Parallèlement à cette formation accélérée, le programme classique continue de se développer. En 1964, 83 Congolais étudient à l’École des Cadets de Laeken, tandis que 27 élèves officiers suivent leur formation à l’École Royale Militaire, dont plusieurs dans la section polytechnique. Deux autres élèves officiers doivent rejoindre l’Académie militaire de Sandhurst au Royaume-Uni.

Mobutu insiste toutefois sur un objectif fondamental : permettre au Congo d’assurer progressivement lui-même la formation de ses cadres militaires. Un projet de relance de l’École royale des Cadets de Luluabourg (Kananga) est alors envisagé avec l’appui du corps professoral de l’École des Cadets de Laeken.

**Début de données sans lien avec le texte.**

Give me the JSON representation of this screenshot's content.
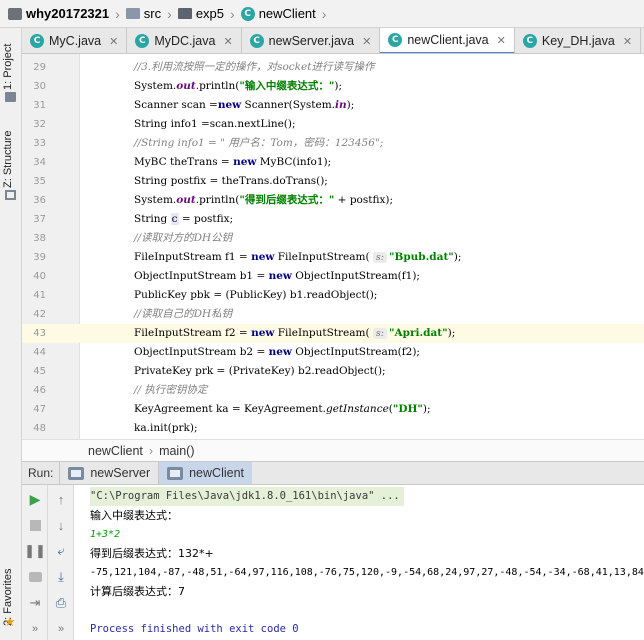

L’expansion de l’assistance militaire belge au Congo

La coopération technique militaire belgo-congolaise prend véritablement son essor en 1964 avec l’organisation de formations directement au sein de l’armée congolaise. Cette année-là, près de 300 militaires belges *sont déployés* sur le territoire congolais dans le cadre de cette coopération.

L’assistance belge joue également un rôle déterminant dans la formation des futurs cadres de l’ANC en Belgique. En 1965, 74 Congolais fréquentent l’École des cadets et 27 autres poursuivent leurs études à l’École Royale Militaire (ERM) (Actualités Africaines 1965).

En parallèle, les interventions militaires belges au Congo ont permis à Mobutu d’accélérer le processus de réunification et de restructuration de l’armée. C’est le cas notamment en novembre 1964 à Stanleyville (Kisangani) occupée par les rebelles Simbas qui ont pris de plus de 1600 ressortissants étrangers en otage, dont 525 Belges. Le 24 novembre 1964, Stanleyville sera reprise au cours d’une opération combinée – aéroportée belgo-américaine – baptisée « Dragon rouge », menée après l’échec d’une tentative de négociation entreprise par le ministre belge des Affaires étrangères, Paul-Henri Spaak. Les détails de cette opération se trouvent dans mon ouvrage intitulé : L’essentiel de la sociologie politique militaire africaine[2], disponible sur Amazon.

Au lendemain de l’opération belgo-américaine menée à Stanleyville, les relations entre Léopoldville et Bruxelles se caractérisent par une forte dépendance politique. Fin 1964, il y a 349 militaires belges qui opéraient dans le cadre de l’assistance technique militaire belge (cerclectm.be Mai 2020), et où le programme de réapprovisionnement de l’ANC dépendait pour 100 millions de francs belges de l’apport belge (Gérard-Libois & Van Lierde 1966 : 291). Par arrêté royal du 27 avril 1965, le lieutenant-colonel du corps d’infanterie, Goossens J.L.G.E, est commissionné au grade de colonel pour la durée de sa mission, pour exercer les fonctions de chef d’état-major du commandant en chef de l’ANC.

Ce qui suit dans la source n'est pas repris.